Hi. I have just received a beautiful Lionel 6-27871 Norfolk Southern 60' boxcar. This is a beautiful model, and is the pride of my fleet. However, this evening I decided to do a little bit of shunting, and a most unexpected event occurred. When I was assembling my train, I reversed my locomotive up to the new boxcar in order to couple it up. When the couplings mated there was a brilliant flash of light, and the circuit breaker on my transformer tripped. (This is a very sensitive breaker, and triggers far faster than the breaker in my TPU or any of the fuses in my track power feeds.) I then discovered that my new boxcar was lightly welded to the centre rail of my track. After freeing my boxcar and removing all locomotives from the track, I repeated the attempt to couple to it with the coupler open. Every attempt resulted on a bolt of light, my breaker tripping and a fresh weld. This happened with either coupler being operated. Subsequent examination determined that when the coupler closes, the release plate under the truck drops down, and one edge contacts the centre rail providing a perfect dead short. Fresh weld marks on the release plates of both couplers confirm this as being the cause.

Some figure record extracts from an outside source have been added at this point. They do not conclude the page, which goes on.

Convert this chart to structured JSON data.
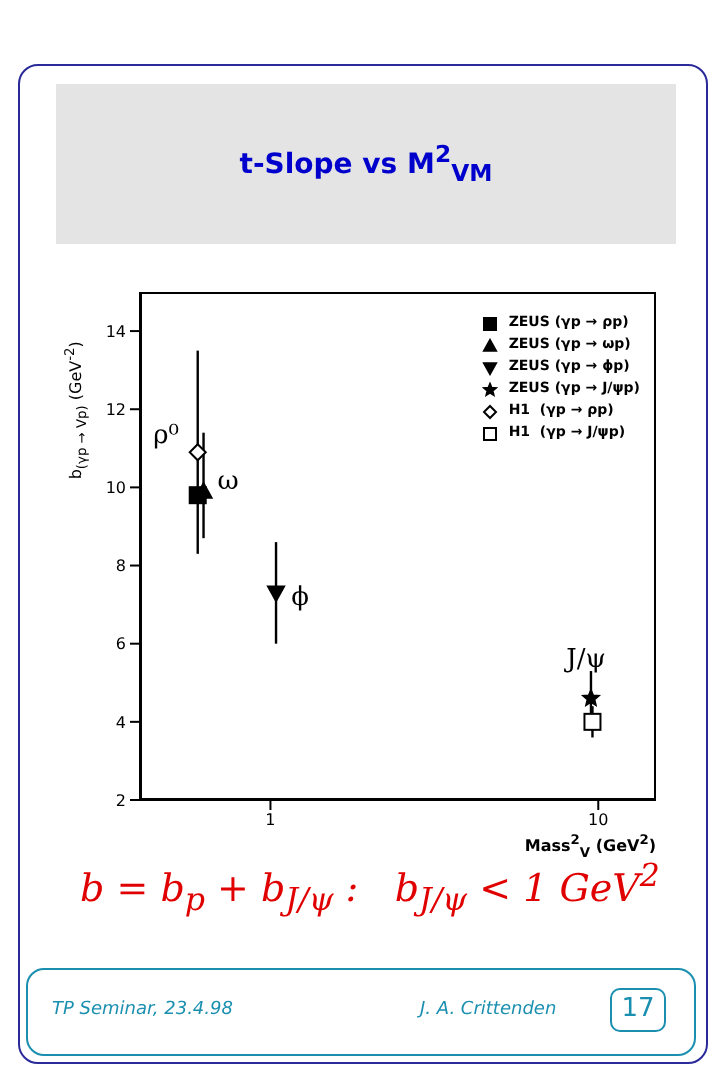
{
  "chart_data": {
    "type": "scatter",
    "title": "t-Slope vs M$^{2}$$_{VM}$",
    "xlabel": "Mass$^{2}$$_{V}$ (GeV$^{2}$)",
    "ylabel": "b$_{(γp → Vp)}$ (GeV$^{-2}$)",
    "log": "x",
    "xlim": [
      0.4,
      15
    ],
    "xticks": [
      1,
      10
    ],
    "ylim": [
      2,
      15
    ],
    "yticks": [
      2,
      4,
      6,
      8,
      10,
      12,
      14
    ],
    "legend": "top right",
    "series": [
      {
        "name": "ZEUS (γp → ρp)",
        "color": "#000000",
        "marker": "square",
        "x": [
          0.6
        ],
        "values": [
          9.8
        ],
        "errors": [
          null
        ]
      },
      {
        "name": "ZEUS (γp → ωp)",
        "color": "#000000",
        "marker": "triangle",
        "x": [
          0.625
        ],
        "values": [
          9.9
        ],
        "errors": [
          [
            8.7,
            11.4
          ]
        ]
      },
      {
        "name": "ZEUS (γp → ϕp)",
        "color": "#000000",
        "marker": "triangle-down",
        "x": [
          1.04
        ],
        "values": [
          7.3
        ],
        "errors": [
          1.3
        ]
      },
      {
        "name": "ZEUS (γp → J/ψp)",
        "color": "#000000",
        "marker": "star",
        "x": [
          9.5
        ],
        "values": [
          4.6
        ],
        "errors": [
          [
            3.9,
            5.3
          ]
        ]
      },
      {
        "name": "H1  (γp → ρp)",
        "color": "#000000",
        "marker": "diamond-open",
        "x": [
          0.6
        ],
        "values": [
          10.9
        ],
        "errors": [
          2.6
        ]
      },
      {
        "name": "H1  (γp → J/ψp)",
        "color": "#000000",
        "marker": "square-open",
        "x": [
          9.6
        ],
        "values": [
          4.0
        ],
        "errors": [
          0.4
        ]
      }
    ],
    "annotations": [
      "ρ⁰",
      "ω",
      "ϕ",
      "J/ψ",
      "b = b$_{p}$ + b$_{J/ψ}$ :   b$_{J/ψ}$ < 1 GeV$^{2}$",
      "TP Seminar, 23.4.98",
      "J. A. Crittenden",
      "17"
    ]
  }
}
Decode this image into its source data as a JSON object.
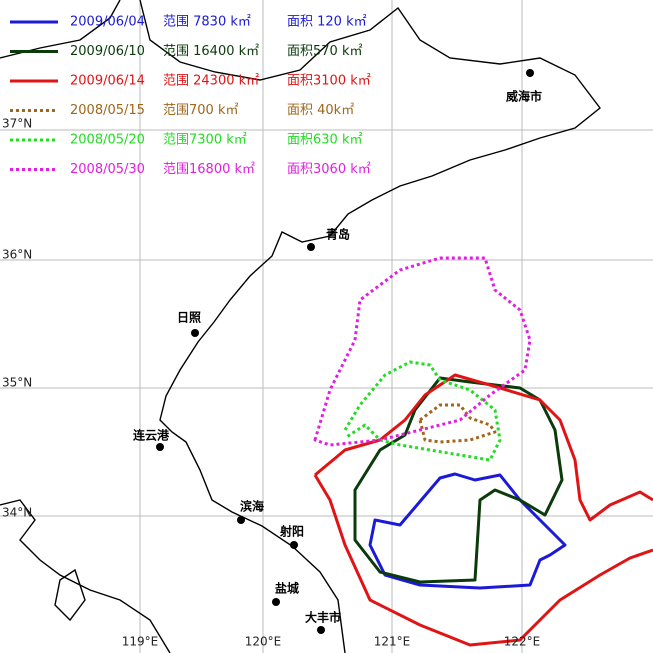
{
  "legend": [
    {
      "date": "2009/06/04",
      "range": "范围 7830 k㎡",
      "area": "面积 120 k㎡",
      "color": "#1a1ad8",
      "dash": "solid"
    },
    {
      "date": "2009/06/10",
      "range": "范围 16400 k㎡",
      "area": "面积570 k㎡",
      "color": "#0b3a0b",
      "dash": "solid"
    },
    {
      "date": "2009/06/14",
      "range": "范围 24300 k㎡",
      "area": "面积3100 k㎡",
      "color": "#e01414",
      "dash": "solid"
    },
    {
      "date": "2008/05/15",
      "range": "范围700 k㎡",
      "area": "面积 40k㎡",
      "color": "#a0661a",
      "dash": "dotted"
    },
    {
      "date": "2008/05/20",
      "range": "范围7300 k㎡",
      "area": "面积630 k㎡",
      "color": "#22dd22",
      "dash": "dotted"
    },
    {
      "date": "2008/05/30",
      "range": "范围16800 k㎡",
      "area": "面积3060 k㎡",
      "color": "#e020e0",
      "dash": "dotted"
    }
  ],
  "cities": [
    "威海市",
    "青岛",
    "日照",
    "连云港",
    "滨海",
    "射阳",
    "盐城",
    "大丰市"
  ],
  "latitude_labels": [
    "37°N",
    "36°N",
    "35°N",
    "34°N"
  ],
  "longitude_labels": [
    "119°E",
    "120°E",
    "121°E",
    "122°E"
  ]
}
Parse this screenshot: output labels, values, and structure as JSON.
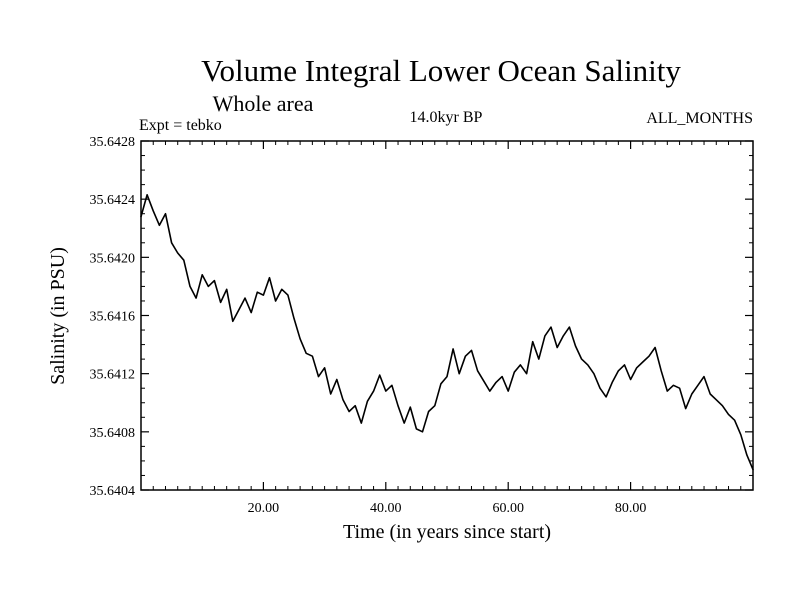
{
  "chart_data": {
    "type": "line",
    "title": "Volume Integral Lower Ocean Salinity",
    "subtitle": "Whole area",
    "experiment": "Expt = tebko",
    "period": "14.0kyr BP",
    "months": "ALL_MONTHS",
    "xlabel": "Time (in years since start)",
    "ylabel": "Salinity (in PSU)",
    "xlim": [
      0,
      100
    ],
    "ylim": [
      35.6404,
      35.6428
    ],
    "x_ticks": [
      {
        "value": 20,
        "label": "20.00"
      },
      {
        "value": 40,
        "label": "40.00"
      },
      {
        "value": 60,
        "label": "60.00"
      },
      {
        "value": 80,
        "label": "80.00"
      }
    ],
    "y_ticks": [
      {
        "value": 35.6404,
        "label": "35.6404"
      },
      {
        "value": 35.6408,
        "label": "35.6408"
      },
      {
        "value": 35.6412,
        "label": "35.6412"
      },
      {
        "value": 35.6416,
        "label": "35.6416"
      },
      {
        "value": 35.642,
        "label": "35.6420"
      },
      {
        "value": 35.6424,
        "label": "35.6424"
      },
      {
        "value": 35.6428,
        "label": "35.6428"
      }
    ],
    "grid": false,
    "series": [
      {
        "name": "Salinity",
        "color": "#000000",
        "x": [
          0,
          1,
          2,
          3,
          4,
          5,
          6,
          7,
          8,
          9,
          10,
          11,
          12,
          13,
          14,
          15,
          16,
          17,
          18,
          19,
          20,
          21,
          22,
          23,
          24,
          25,
          26,
          27,
          28,
          29,
          30,
          31,
          32,
          33,
          34,
          35,
          36,
          37,
          38,
          39,
          40,
          41,
          42,
          43,
          44,
          45,
          46,
          47,
          48,
          49,
          50,
          51,
          52,
          53,
          54,
          55,
          56,
          57,
          58,
          59,
          60,
          61,
          62,
          63,
          64,
          65,
          66,
          67,
          68,
          69,
          70,
          71,
          72,
          73,
          74,
          75,
          76,
          77,
          78,
          79,
          80,
          81,
          82,
          83,
          84,
          85,
          86,
          87,
          88,
          89,
          90,
          91,
          92,
          93,
          94,
          95,
          96,
          97,
          98,
          99,
          100
        ],
        "values": [
          35.64228,
          35.64243,
          35.64232,
          35.64222,
          35.6423,
          35.6421,
          35.64203,
          35.64198,
          35.6418,
          35.64172,
          35.64188,
          35.6418,
          35.64184,
          35.64169,
          35.64178,
          35.64156,
          35.64164,
          35.64172,
          35.64162,
          35.64176,
          35.64174,
          35.64186,
          35.6417,
          35.64178,
          35.64174,
          35.64158,
          35.64144,
          35.64134,
          35.64132,
          35.64118,
          35.64124,
          35.64106,
          35.64116,
          35.64102,
          35.64094,
          35.64098,
          35.64086,
          35.64101,
          35.64108,
          35.64119,
          35.64108,
          35.64112,
          35.64098,
          35.64086,
          35.64097,
          35.64082,
          35.6408,
          35.64094,
          35.64098,
          35.64113,
          35.64118,
          35.64137,
          35.6412,
          35.64132,
          35.64136,
          35.64122,
          35.64115,
          35.64108,
          35.64114,
          35.64118,
          35.64108,
          35.64121,
          35.64126,
          35.6412,
          35.64142,
          35.6413,
          35.64146,
          35.64152,
          35.64138,
          35.64146,
          35.64152,
          35.64139,
          35.6413,
          35.64126,
          35.6412,
          35.6411,
          35.64104,
          35.64114,
          35.64122,
          35.64126,
          35.64116,
          35.64124,
          35.64128,
          35.64132,
          35.64138,
          35.64122,
          35.64108,
          35.64112,
          35.6411,
          35.64096,
          35.64106,
          35.64112,
          35.64118,
          35.64106,
          35.64102,
          35.64098,
          35.64092,
          35.64088,
          35.64078,
          35.64064,
          35.64054
        ]
      }
    ]
  }
}
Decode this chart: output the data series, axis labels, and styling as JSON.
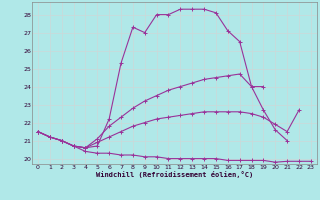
{
  "xlabel": "Windchill (Refroidissement éolien,°C)",
  "background_color": "#b0e8e8",
  "grid_color": "#c8dada",
  "line_color": "#993399",
  "xlim": [
    -0.5,
    23.5
  ],
  "ylim": [
    19.7,
    28.7
  ],
  "xticks": [
    0,
    1,
    2,
    3,
    4,
    5,
    6,
    7,
    8,
    9,
    10,
    11,
    12,
    13,
    14,
    15,
    16,
    17,
    18,
    19,
    20,
    21,
    22,
    23
  ],
  "yticks": [
    20,
    21,
    22,
    23,
    24,
    25,
    26,
    27,
    28
  ],
  "line1_x": [
    0,
    1,
    2,
    3,
    4,
    5,
    6,
    7,
    8,
    9,
    10,
    11,
    12,
    13,
    14,
    15,
    16,
    17,
    18,
    19
  ],
  "line1_y": [
    21.5,
    21.2,
    21.0,
    20.7,
    20.6,
    20.7,
    22.2,
    25.3,
    27.3,
    27.0,
    28.0,
    28.0,
    28.3,
    28.3,
    28.3,
    28.1,
    27.1,
    26.5,
    24.0,
    24.0
  ],
  "line2_x": [
    0,
    1,
    2,
    3,
    4,
    5,
    6,
    7,
    8,
    9,
    10,
    11,
    12,
    13,
    14,
    15,
    16,
    17,
    18,
    19,
    20,
    21,
    22,
    23
  ],
  "line2_y": [
    21.5,
    21.2,
    21.0,
    20.7,
    20.4,
    20.3,
    20.3,
    20.2,
    20.2,
    20.1,
    20.1,
    20.0,
    20.0,
    20.0,
    20.0,
    20.0,
    19.9,
    19.9,
    19.9,
    19.9,
    19.8,
    19.85,
    19.85,
    19.85
  ],
  "line3_x": [
    0,
    1,
    2,
    3,
    4,
    5,
    6,
    7,
    8,
    9,
    10,
    11,
    12,
    13,
    14,
    15,
    16,
    17,
    18,
    19,
    20,
    21
  ],
  "line3_y": [
    21.5,
    21.2,
    21.0,
    20.7,
    20.6,
    21.1,
    21.8,
    22.3,
    22.8,
    23.2,
    23.5,
    23.8,
    24.0,
    24.2,
    24.4,
    24.5,
    24.6,
    24.7,
    24.0,
    22.7,
    21.6,
    21.0
  ],
  "line4_x": [
    0,
    1,
    2,
    3,
    4,
    5,
    6,
    7,
    8,
    9,
    10,
    11,
    12,
    13,
    14,
    15,
    16,
    17,
    18,
    19,
    20,
    21,
    22
  ],
  "line4_y": [
    21.5,
    21.2,
    21.0,
    20.7,
    20.6,
    20.9,
    21.2,
    21.5,
    21.8,
    22.0,
    22.2,
    22.3,
    22.4,
    22.5,
    22.6,
    22.6,
    22.6,
    22.6,
    22.5,
    22.3,
    21.9,
    21.5,
    22.7
  ]
}
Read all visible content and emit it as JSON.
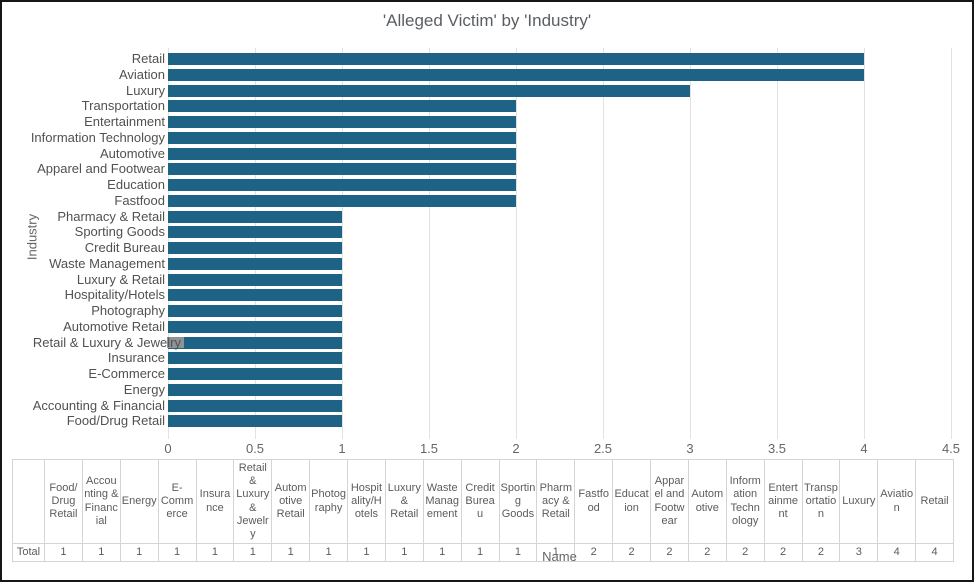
{
  "chart_data": {
    "type": "bar",
    "orientation": "horizontal",
    "title": "'Alleged Victim' by 'Industry'",
    "xlabel": "Name",
    "ylabel": "Industry",
    "categories": [
      "Retail",
      "Aviation",
      "Luxury",
      "Transportation",
      "Entertainment",
      "Information Technology",
      "Automotive",
      "Apparel and Footwear",
      "Education",
      "Fastfood",
      "Pharmacy & Retail",
      "Sporting Goods",
      "Credit Bureau",
      "Waste Management",
      "Luxury & Retail",
      "Hospitality/Hotels",
      "Photography",
      "Automotive Retail",
      "Retail & Luxury & Jewelry",
      "Insurance",
      "E-Commerce",
      "Energy",
      "Accounting & Financial",
      "Food/Drug Retail"
    ],
    "values": [
      4,
      4,
      3,
      2,
      2,
      2,
      2,
      2,
      2,
      2,
      1,
      1,
      1,
      1,
      1,
      1,
      1,
      1,
      1,
      1,
      1,
      1,
      1,
      1
    ],
    "xlim": [
      0,
      4.5
    ],
    "xticks": [
      "0",
      "0.5",
      "1",
      "1.5",
      "2",
      "2.5",
      "3",
      "3.5",
      "4",
      "4.5"
    ],
    "grid": true,
    "legend": false,
    "bar_color": "#1e6386",
    "gridline_color": "#e2e2e2"
  },
  "summary_table": {
    "corner_label": "",
    "row_label": "Total",
    "columns": [
      "Food/Drug Retail",
      "Accounting & Financial",
      "Energy",
      "E-Commerce",
      "Insurance",
      "Retail & Luxury & Jewelry",
      "Automotive Retail",
      "Photography",
      "Hospitality/Hotels",
      "Luxury & Retail",
      "Waste Management",
      "Credit Bureau",
      "Sporting Goods",
      "Pharmacy & Retail",
      "Fastfood",
      "Education",
      "Apparel and Footwear",
      "Automotive",
      "Information Technology",
      "Entertainment",
      "Transportation",
      "Luxury",
      "Aviation",
      "Retail"
    ],
    "totals": [
      1,
      1,
      1,
      1,
      1,
      1,
      1,
      1,
      1,
      1,
      1,
      1,
      1,
      1,
      2,
      2,
      2,
      2,
      2,
      2,
      2,
      3,
      4,
      4
    ]
  }
}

It was easily cured by fitting a piece of black tape over the release plates to prevent metal-to-metal contact, but I'm wondering if this is a common problem with this type of truck/coupler, or do I just have one with a couple of wonky couplers? I've never encountered this before.
This hasn't affected my happiness with my new boxcar in any way, as the cure was simple and permanent. But it was an illuminating experience in more ways than one. The trucks on this car are the sprung trucks with rotating bearing caps, and a long coupler shank.